Four films to (re)discover Stanley Kwan, filmmaker of lost times

The heritage of Hong Kong cinema is currently on the rise, thanks to a restoration campaign that is making some of its rich hours available to a new audience. While the “Portrait of Hong Kong” retrospective is in full swing at the Forum des images, the distributor Carlotta is releasing no less than four films by the talented Stanley Kwan, whose work has rarely seen the honors of the big screen in France.

Read the review: Article reserved for our subscribers At the Forum des images in Paris, a look back at the excitement of Hong Kong cinema

Little brother of the “new wave” of the 1980s, disciple of Ann Hui and Patrick Tam, Kwan, remaining impervious to the formal frenzy of his generation, developed a sort of reflective melodrama, combining the hushed elegance of classicism and the crack in modern consciousness. His films, full of splendid female figures, probe the emotional pangs of split characters, often trapped in a double existence or overtaken by the scent of the past.

“Red” (1987), by Stanley Kwan.

In Fallen loves (1986), Kwan observes the fluctuating attractions among Hong Kong youth, between three girls and one boy. A murder reshuffles the cards: the film could turn into a thriller, but the cop (Chow Yun-fat, very young) chooses instead to enter the dance of feelings, and the story of making the jump to Taiwan to accompany the body of the missing. From this second film, the filmmaker wields the discreet art of narrative involution. He draws a trio of heroines camped at the gates of fame: one wants to become an actress, the other a singer, the third a model. This dream, cherished in a whirlwind of colorful outfits and trendy decors, turns out to be a smokescreen leading to the rout of hearts.

Tone breaks

Another fault is widening at the level of time in Red (1987), a directly subsequent film of incredible beauty. A courtesan from the 1930s (wonderful Anita Mui) wanders as a ghost in the 1980s to find the gallant young opium addict (Leslie Cheung) she loved, helped by a contemporary couple. In the friction of the times we measure the irreversible evolution of the loving bond, yesterday absolute, today loose and uncertain. But also the radical renovations of a city eager for modernity, too eager to bury the traces of the past. The splendor of the camera movements and the flickering chiaroscuros are joined here by the audacity of the breaks in tone like the back and forth of the alternating montage.

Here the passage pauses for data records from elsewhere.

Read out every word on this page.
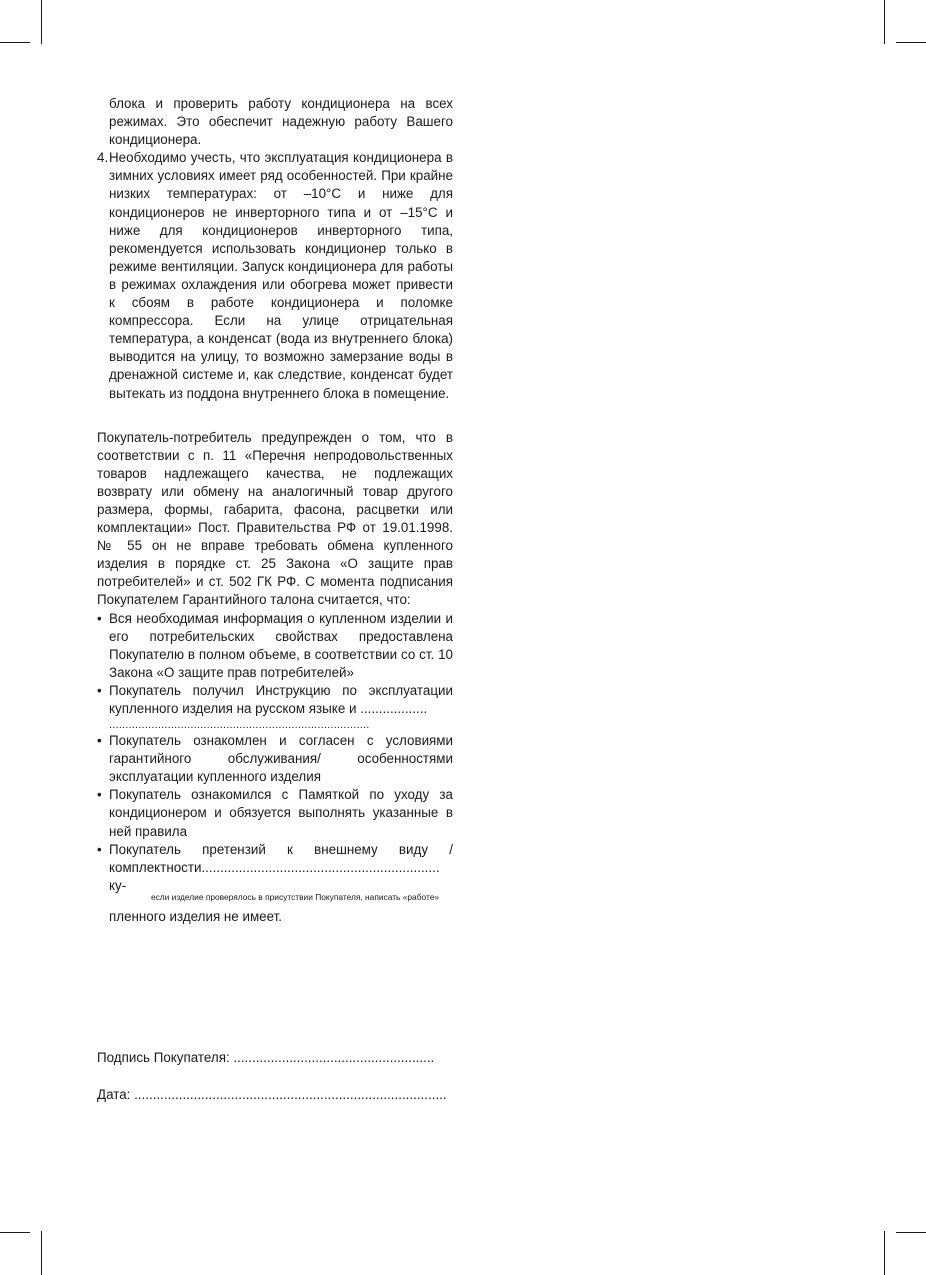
блока и проверить работу кондиционера на всех режимах. Это обеспечит надежную работу Вашего кондиционера.

4. Необходимо учесть, что эксплуатация кондиционера в зимних условиях имеет ряд особенностей. При крайне низких температурах: от –10°С и ниже для кондиционеров не инверторного типа и от –15°С и ниже для кондиционеров инверторного типа, рекомендуется использовать кондиционер только в режиме вентиляции. Запуск кондиционера для работы в режимах охлаждения или обогрева может привести к сбоям в работе кондиционера и поломке компрессора. Если на улице отрицательная температура, а конденсат (вода из внутреннего блока) выводится на улицу, то возможно замерзание воды в дренажной системе и, как следствие, конденсат будет вытекать из поддона внутреннего блока в помещение.

Покупатель-потребитель предупрежден о том, что в соответствии с п. 11 «Перечня непродовольственных товаров надлежащего качества, не подлежащих возврату или обмену на аналогичный товар другого размера, формы, габарита, фасона, расцветки или комплектации» Пост. Правительства РФ от 19.01.1998. № 55 он не вправе требовать обмена купленного изделия в порядке ст. 25 Закона «О защите прав потребителей» и ст. 502 ГК РФ. С момента подписания Покупателем Гарантийного талона считается, что:

• Вся необходимая информация о купленном изделии и его потребительских свойствах предоставлена Покупателю в полном объеме, в соответствии со ст. 10 Закона «О защите прав потребителей»
• Покупатель получил Инструкцию по эксплуатации купленного изделия на русском языке и ..................
................................................................................
• Покупатель ознакомлен и согласен с условиями гарантийного обслуживания/ особенностями эксплуатации купленного изделия
• Покупатель ознакомился с Памяткой по уходу за кондиционером и обязуется выполнять указанные в ней правила
• Покупатель претензий к внешнему виду /комплектности................................................................ ку-
если изделие проверялось в присутствии Покупателя, написать «работе»
пленного изделия не имеет.
Подпись Покупателя: ......................................................
Дата: ....................................................................................
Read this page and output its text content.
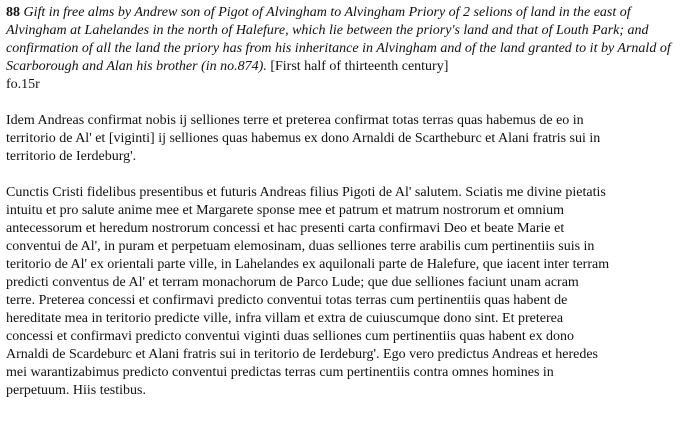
88 Gift in free alms by Andrew son of Pigot of Alvingham to Alvingham Priory of 2 selions of land in the east of
Alvingham at Lahelandes in the north of Halefure, which lie between the priory's land and that of Louth Park; and
confirmation of all the land the priory has from his inheritance in Alvingham and of the land granted to it by Arnald of
Scarborough and Alan his brother (in no.874). [First half of thirteenth century]

fo.15r

Idem Andreas confirmat nobis ij selliones terre et preterea confirmat totas terras quas habemus de eo in
territorio de Al' et [viginti] ij selliones quas habemus ex dono Arnaldi de Scartheburc et Alani fratris sui in
territorio de Ierdeburg'.

Cunctis Cristi fidelibus presentibus et futuris Andreas filius Pigoti de Al' salutem. Sciatis me divine pietatis
intuitu et pro salute anime mee et Margarete sponse mee et patrum et matrum nostrorum et omnium
antecessorum et heredum nostrorum concessi et hac presenti carta confirmavi Deo et beate Marie et
conventui de Al', in puram et perpetuam elemosinam, duas selliones terre arabilis cum pertinentiis suis in
teritorio de Al' ex orientali parte ville, in Lahelandes ex aquilonali parte de Halefure, que iacent inter terram
predicti conventus de Al' et terram monachorum de Parco Lude; que due selliones faciunt unam acram
terre. Preterea concessi et confirmavi predicto conventui totas terras cum pertinentiis quas habent de
hereditate mea in teritorio predicte ville, infra villam et extra de cuiuscumque dono sint. Et preterea
concessi et confirmavi predicto conventui viginti duas selliones cum pertinentiis quas habent ex dono
Arnaldi de Scardeburc et Alani fratris sui in teritorio de Ierdeburg'. Ego vero predictus Andreas et heredes
mei warantizabimus predicto conventui predictas terras cum pertinentiis contra omnes homines in
perpetuum. Hiis testibus.
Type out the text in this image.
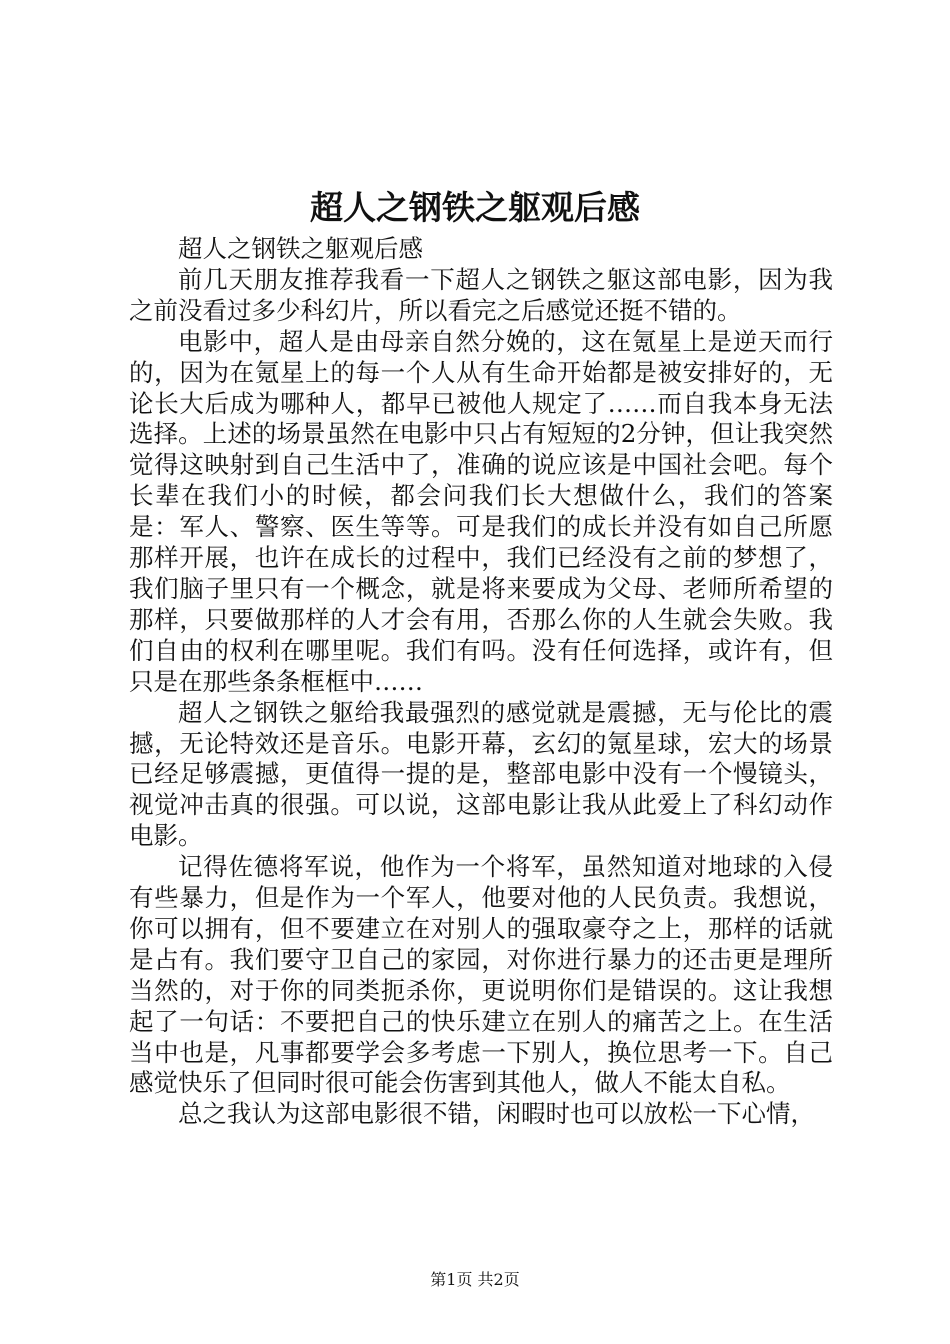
超人之钢铁之躯观后感

超人之钢铁之躯观后感

前几天朋友推荐我看一下超人之钢铁之躯这部电影，因为我之前没看过多少科幻片，所以看完之后感觉还挺不错的。

电影中，超人是由母亲自然分娩的，这在氪星上是逆天而行的，因为在氪星上的每一个人从有生命开始都是被安排好的，无论长大后成为哪种人，都早已被他人规定了……而自我本身无法选择。上述的场景虽然在电影中只占有短短的2分钟，但让我突然觉得这映射到自己生活中了，准确的说应该是中国社会吧。每个长辈在我们小的时候，都会问我们长大想做什么，我们的答案是：军人、警察、医生等等。可是我们的成长并没有如自己所愿那样开展，也许在成长的过程中，我们已经没有之前的梦想了，我们脑子里只有一个概念，就是将来要成为父母、老师所希望的那样，只要做那样的人才会有用，否那么你的人生就会失败。我们自由的权利在哪里呢。我们有吗。没有任何选择，或许有，但只是在那些条条框框中……

超人之钢铁之躯给我最强烈的感觉就是震撼，无与伦比的震撼，无论特效还是音乐。电影开幕，玄幻的氪星球，宏大的场景已经足够震撼，更值得一提的是，整部电影中没有一个慢镜头，视觉冲击真的很强。可以说，这部电影让我从此爱上了科幻动作电影。

记得佐德将军说，他作为一个将军，虽然知道对地球的入侵有些暴力，但是作为一个军人，他要对他的人民负责。我想说，你可以拥有，但不要建立在对别人的强取豪夺之上，那样的话就是占有。我们要守卫自己的家园，对你进行暴力的还击更是理所当然的，对于你的同类扼杀你，更说明你们是错误的。这让我想起了一句话：不要把自己的快乐建立在别人的痛苦之上。在生活当中也是，凡事都要学会多考虑一下别人，换位思考一下。自己感觉快乐了但同时很可能会伤害到其他人，做人不能太自私。

总之我认为这部电影很不错，闲暇时也可以放松一下心情，

第1页 共2页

These insistent ebbs of lost times and places are again what Stanley Kwan captures, this time on a larger scale, in Center Stage (1991), a centerpiece of his filmography which is released in a long version of 155 minutes. This fresco reconstructs the short life of Ruan Lingyu, star actress of the Cantonese silent film in Shanghai in the 1920s and 1930s, who committed suicide at the age of 25 under the pressure of gossip, before we even had was able to record his voice. The historical story in color is matched by scenes from the filming in black and white, all interspersed with the rare archives that remain of the “Chinese Greta Garbo”, tossed from one love to another.. The dazzling Maggie Cheung lends her features and her serious range, and it is therefore two actresses, the fallen star and her interpreter, that the film pits against each other. Orphic device through which Kwan asks us: what is an actress the guardian of? And above all: isn’t it the lifeblood of an entire era that passes through it?